Alma Huseinbegović is the Directress of the Cooperative of Agricultural Associations in the area of Konjic, north Bosnia and Herzegovina. The Cooperative serves as the umbrella for 700 members, 80 of which are women.
Konjic is the largest municipality by the territory it covers in BiH, where many small farmers produce vegetables, fruit, milk, cheese and medical herbs. They all bring their products to the Cooperative, which helps them sell it and reach wider markets. When the producers can not sell it directly at the market, the cooperative buys it and takes care of the further sale.
The Cooperative also serves as the guarantor for the grants and credits when small farmers need it, while also providing technical support for them.
All of this did not exist when Alma came back to her town Konjic in 2008, after graduating from Mostar University. She gained her honours degree in agronomy at the age of 21 and instead of staying at home, she went out looking for volunteering jobs. She was offered a position to provide help at the municipality Konjic for a year, where her skills and education were soon recognised, and after a short engagement she was offered to establish the Cooperative and be the directress. At first, Alma was unsure she was up to the job, but she was assured that she would receive help if needed.
So, she ventured into a new experience, with her one colleague and not much in a way of space, equipment or the budget.
“Sometimes we were not sure we would make it through the season, with only two of us and so many small producers quite far away.” says Alma, remembering how it was in the first year of running the Cooperative. “We did not have a car and we needed to visit so many producers at quite large distances. So, most of the time we ended up working till late in the night.”
Today, the Cooperative has equipped offices, 11 staff on call from the Association of Agricultural producers, vehicles and a regular budget provided by the Municipality. They also work on a number of projects, enabling them to extend their services to their members. Alma adds that all of their projects are 30% co-financed by the Municipality, which so far was very supportive of the Cooperative.

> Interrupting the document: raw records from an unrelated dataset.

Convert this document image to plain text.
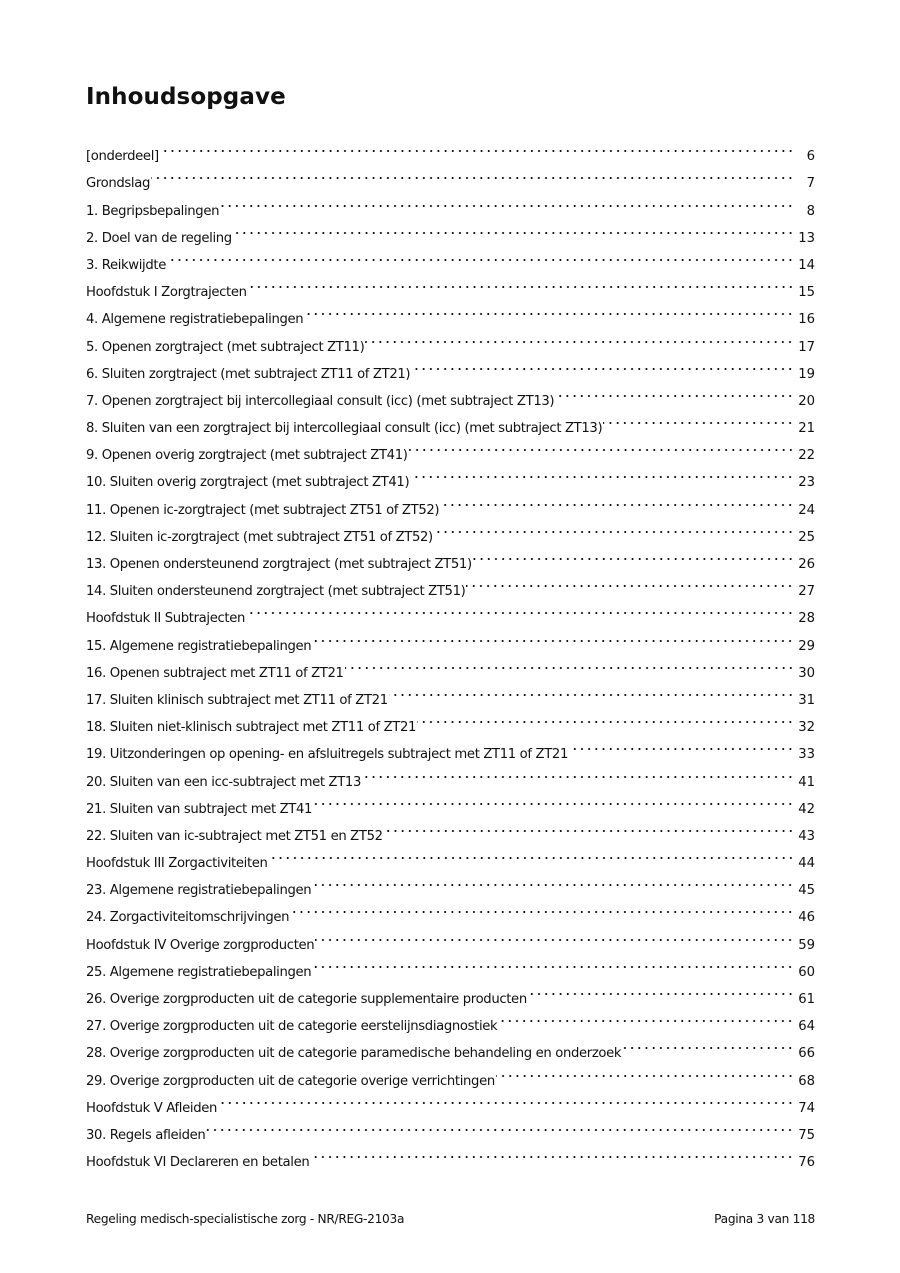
Inhoudsopgave
[onderdeel]	6
Grondslag	7
1. Begripsbepalingen	8
2. Doel van de regeling	13
3. Reikwijdte	14
Hoofdstuk I Zorgtrajecten	15
4. Algemene registratiebepalingen	16
5. Openen zorgtraject (met subtraject ZT11)	17
6. Sluiten zorgtraject (met subtraject ZT11 of ZT21)	19
7. Openen zorgtraject bij intercollegiaal consult (icc) (met subtraject ZT13)	20
8. Sluiten van een zorgtraject bij intercollegiaal consult (icc) (met subtraject ZT13)	21
9. Openen overig zorgtraject (met subtraject ZT41)	22
10. Sluiten overig zorgtraject (met subtraject ZT41)	23
11. Openen ic-zorgtraject (met subtraject ZT51 of ZT52)	24
12. Sluiten ic-zorgtraject (met subtraject ZT51 of ZT52)	25
13. Openen ondersteunend zorgtraject (met subtraject ZT51)	26
14. Sluiten ondersteunend zorgtraject (met subtraject ZT51)	27
Hoofdstuk II Subtrajecten	28
15. Algemene registratiebepalingen	29
16. Openen subtraject met ZT11 of ZT21	30
17. Sluiten klinisch subtraject met ZT11 of ZT21	31
18. Sluiten niet-klinisch subtraject met ZT11 of ZT21	32
19. Uitzonderingen op opening- en afsluitregels subtraject met ZT11 of ZT21	33
20. Sluiten van een icc-subtraject met ZT13	41
21. Sluiten van subtraject met ZT41	42
22. Sluiten van ic-subtraject met ZT51 en ZT52	43
Hoofdstuk III Zorgactiviteiten	44
23. Algemene registratiebepalingen	45
24. Zorgactiviteitomschrijvingen	46
Hoofdstuk IV Overige zorgproducten	59
25. Algemene registratiebepalingen	60
26. Overige zorgproducten uit de categorie supplementaire producten	61
27. Overige zorgproducten uit de categorie eerstelijnsdiagnostiek	64
28. Overige zorgproducten uit de categorie paramedische behandeling en onderzoek	66
29. Overige zorgproducten uit de categorie overige verrichtingen	68
Hoofdstuk V Afleiden	74
30. Regels afleiden	75
Hoofdstuk VI Declareren en betalen	76
Regeling medisch-specialistische zorg - NR/REG-2103a	Pagina 3 van 118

In getting to the market the producers have many problems. First of all, there are property issues over the land, as well as credits that they need to extend the production. Also, there is not enough quantity as a consequence, while they also lack the cooling plant so that the larger quantities can be stored for longer.

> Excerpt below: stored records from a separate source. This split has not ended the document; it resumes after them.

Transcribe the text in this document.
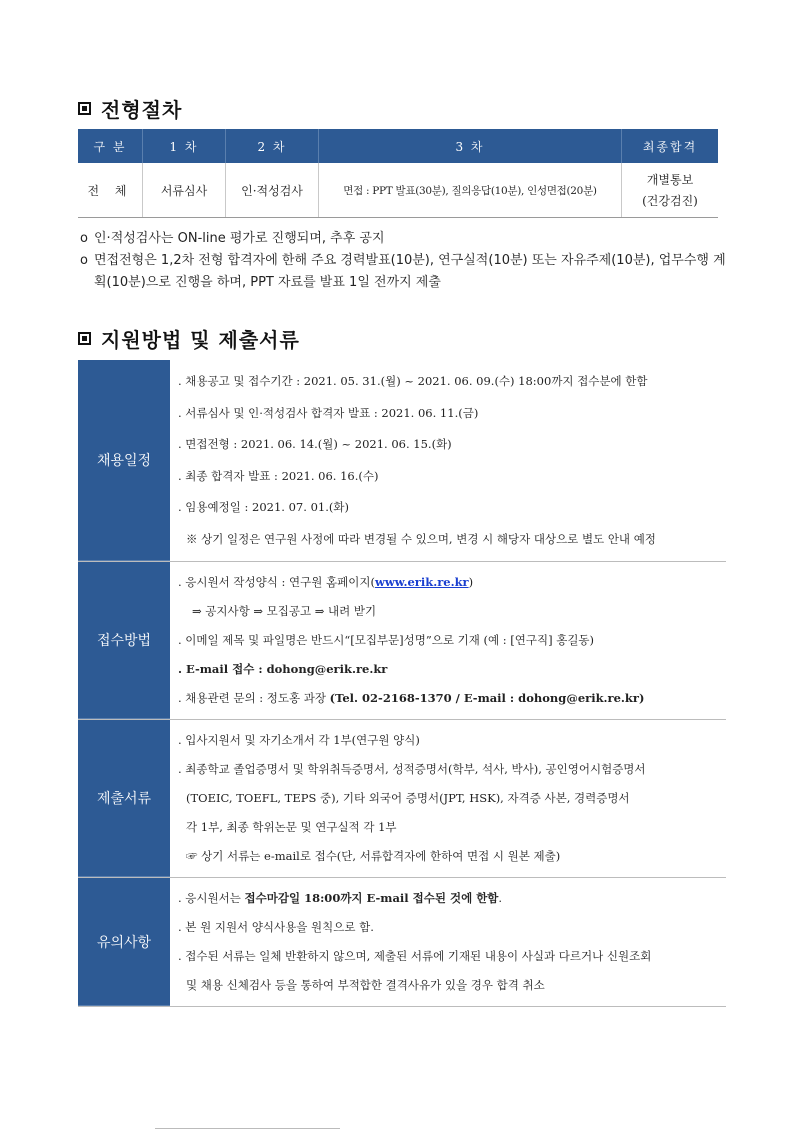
전형절차
구 분	1 차	2 차	3 차	최종합격
전 체	서류심사	인·적성검사	면접 : PPT 발표(30분), 질의응답(10분), 인성면접(20분)	개별통보
(건강검진)
o 인·적성검사는 ON-line 평가로 진행되며, 추후 공지
o 면접전형은 1,2차 전형 합격자에 한해 주요 경력발표(10분), 연구실적(10분) 또는 자유주제(10분), 업무수행 계획(10분)으로 진행을 하며, PPT 자료를 발표 1일 전까지 제출
지원방법 및 제출서류
채용일정
. 채용공고 및 접수기간 : 2021. 05. 31.(월) ~ 2021. 06. 09.(수) 18:00까지 접수분에 한함
. 서류심사 및 인·적성검사 합격자 발표 : 2021. 06. 11.(금)
. 면접전형 : 2021. 06. 14.(월) ~ 2021. 06. 15.(화)
. 최종 합격자 발표 : 2021. 06. 16.(수)
. 임용예정일 : 2021. 07. 01.(화)
※ 상기 일정은 연구원 사정에 따라 변경될 수 있으며, 변경 시 해당자 대상으로 별도 안내 예정
접수방법
. 응시원서 작성양식 : 연구원 홈페이지(www.erik.re.kr)
⇒ 공지사항 ⇒ 모집공고 ⇒ 내려 받기
. 이메일 제목 및 파일명은 반드시“[모집부문]성명”으로 기재 (예 : [연구직] 홍길동)
. E-mail 접수 : dohong@erik.re.kr
. 채용관련 문의 : 정도홍 과장 (Tel. 02-2168-1370 / E-mail : dohong@erik.re.kr)
제출서류
. 입사지원서 및 자기소개서 각 1부(연구원 양식)
. 최종학교 졸업증명서 및 학위취득증명서, 성적증명서(학부, 석사, 박사), 공인영어시험증명서
(TOEIC, TOEFL, TEPS 중), 기타 외국어 증명서(JPT, HSK), 자격증 사본, 경력증명서
각 1부, 최종 학위논문 및 연구실적 각 1부
☞ 상기 서류는 e-mail로 접수(단, 서류합격자에 한하여 면접 시 원본 제출)
유의사항
. 응시원서는 접수마감일 18:00까지 E-mail 접수된 것에 한함.
. 본 원 지원서 양식사용을 원칙으로 함.
. 접수된 서류는 일체 반환하지 않으며, 제출된 서류에 기재된 내용이 사실과 다르거나 신원조회
및 채용 신체검사 등을 통하여 부적합한 결격사유가 있을 경우 합격 취소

Raspberries, blueberries and chestnuts are most commonly sold products, however there is not enough quantity to satisfy the demand of foreign markets to which they can easily sell.
“It is not easy to be a Directress of the Cooperative”, says Alma. She adds that it takes determination, hard work and good cooperation with the local authorities, who she praises all the time.
But, Alma has one more worry on her mind: she was offered by the Italian Government a grant, amongst 70 other people from Europe, to undergo a specific course held in Italy, at one of the prestigious Institutes, which will provide her with the practical knowledge in her area of work. This knowledge Alma will be able to apply in her work when she comes back in six months time. Instead to be happy about this opportunity, Alma is worried, as the course is for six months throughout the high season, from May – October 2014. “How will the Cooperative and my colleagues cope?” Alma wonders, being aware how short of staff they are in summer.
Through IFAD (International Federation for Agricultural Development) financed project, Oxfam is supporting the cooperative through the improvement of their capacity to better support their members in providing services that will improve their production capacities and enable better access to market for them. Oxfam also encourages usage of renewable energies by supplying the Cooperative with a dryer run on biomass and soon to be provided renewable energy distiller for production of essential oils from medical herbs.